Utah Jazz notebook: Deron William's wrist making progress
SALT LAKE CITY — Deron Williams is making progress — just not enough to play yet.
Though he warmed up a bit prior to Monday's game, the All-Star sat out his third consecutive game because of a strained tendon in his right wrist.
Williams didn't speak with media, but Jazz coach Jerry Sloan said things are looking up for his starting point guard.
"He's getting a little better, I think," Sloan said.
It remains up in the air whether he'll play Wednesday when the Jazz host Houston.
Williams hasn't played or practiced since he re-aggravated his right wrist during last Wednesday's game against San Antonio. D-Will ended up scoring 39 points in the loss, even after getting injured in the first quarter.
Williams hadn't missed any games before this stretch this season, and the Jazz aren't pressuring him to return. Utah has gone 2-1 in his absence after losing the previous six.
"It's one of those things — whenever he's ready to play, that's when they'll put him out there," Sloan said. "We won't try to force him out there or anything like that because it's counterproductive. So we'll have to wait and see. That's just part of basketball."
Center Mehmet Okur also didn't dress for a second straight game.
Okur was sidelined for Sunday's game — a rough 96-81 setback to the Warriors at Oracle Arena — after straining his lower back again during Friday's 108-100 win over Minnesota.
This was Okur's eighth missed game due to back problems. He also sat out two for an ankle sprain after being sidelined for the first 26 games while rehabbing his Achilles tendon.
KID'S PLAY: It's no secret the Jazz's defense has been a major problem lately, and that struggle contributed to the team losing six straight and seven of eight.
During that skid, the Jazz allowed opponents to score an average of 105.6 points per game.
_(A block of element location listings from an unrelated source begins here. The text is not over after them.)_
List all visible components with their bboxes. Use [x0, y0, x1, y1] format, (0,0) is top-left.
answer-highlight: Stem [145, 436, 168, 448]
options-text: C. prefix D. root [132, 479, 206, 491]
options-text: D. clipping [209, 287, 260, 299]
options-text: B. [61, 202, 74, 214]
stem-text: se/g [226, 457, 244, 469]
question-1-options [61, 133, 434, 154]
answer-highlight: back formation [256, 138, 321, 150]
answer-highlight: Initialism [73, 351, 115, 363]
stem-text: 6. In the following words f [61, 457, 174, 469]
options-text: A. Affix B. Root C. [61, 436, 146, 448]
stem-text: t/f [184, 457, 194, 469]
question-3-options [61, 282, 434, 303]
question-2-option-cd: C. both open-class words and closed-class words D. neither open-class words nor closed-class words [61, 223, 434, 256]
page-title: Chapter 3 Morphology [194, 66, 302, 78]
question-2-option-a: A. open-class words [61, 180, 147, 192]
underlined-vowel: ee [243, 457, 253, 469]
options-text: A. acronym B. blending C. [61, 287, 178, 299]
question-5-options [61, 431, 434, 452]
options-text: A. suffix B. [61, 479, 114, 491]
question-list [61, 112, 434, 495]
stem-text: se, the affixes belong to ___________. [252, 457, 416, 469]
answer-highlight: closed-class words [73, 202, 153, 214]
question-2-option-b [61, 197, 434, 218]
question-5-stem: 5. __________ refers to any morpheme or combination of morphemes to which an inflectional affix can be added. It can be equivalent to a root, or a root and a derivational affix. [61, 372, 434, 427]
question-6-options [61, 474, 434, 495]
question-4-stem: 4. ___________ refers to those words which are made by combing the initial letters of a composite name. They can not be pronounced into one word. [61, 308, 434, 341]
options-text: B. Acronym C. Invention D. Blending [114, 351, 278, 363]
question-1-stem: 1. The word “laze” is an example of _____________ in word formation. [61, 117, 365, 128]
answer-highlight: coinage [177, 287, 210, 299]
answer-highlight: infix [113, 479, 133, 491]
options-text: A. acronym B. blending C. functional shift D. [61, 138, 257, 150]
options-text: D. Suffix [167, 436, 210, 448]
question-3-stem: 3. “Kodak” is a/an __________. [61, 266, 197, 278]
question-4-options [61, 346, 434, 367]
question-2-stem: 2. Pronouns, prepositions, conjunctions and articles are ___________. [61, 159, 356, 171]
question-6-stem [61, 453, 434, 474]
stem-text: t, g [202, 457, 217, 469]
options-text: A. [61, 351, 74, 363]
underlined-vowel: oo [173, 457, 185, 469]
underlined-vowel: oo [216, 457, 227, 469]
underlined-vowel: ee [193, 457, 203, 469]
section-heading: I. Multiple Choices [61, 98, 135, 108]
"We're not as physical," Sloan said. "If you're going to win, you're going to have to be a physical team."
Before Monday's game, the Jazz coach said he believed his team can improve in that area, depending on the players' attitude.
Holding Charlotte to 78 points has to be considered a good starting point.
"I think everybody knows what they're supposed to do," Sloan said. "You tell a young kid that he's supposed to stay between your man and a basket. I don't know if that sinks in or not because we have told them that."
FIRST THINGS FIRST: Rebounding has been an issue for the Jazz all season. Utah ranks 28th overall and is tied for 23rd in defensive rebounding as it allows 11.4 offensive boards an outing.
The latter, Sloan pointed out, throws a wrench in the Jazz's ability to get out and move the ball in the transition game.
"I don't mind running at all, but running without the ball is pretty tough. That's where the problems come in at times," Sloan said. "You don't get the basketball, you don't rebound, you don't block somebody off the board and they get it again for another shot.
"Sometimes you have a tendency of you want to run before you get the ball."
After watching Paul Millsap grab a pair of key offensive rebounds late in the Jazz's win Monday, the Bobcats feel Utah's pain.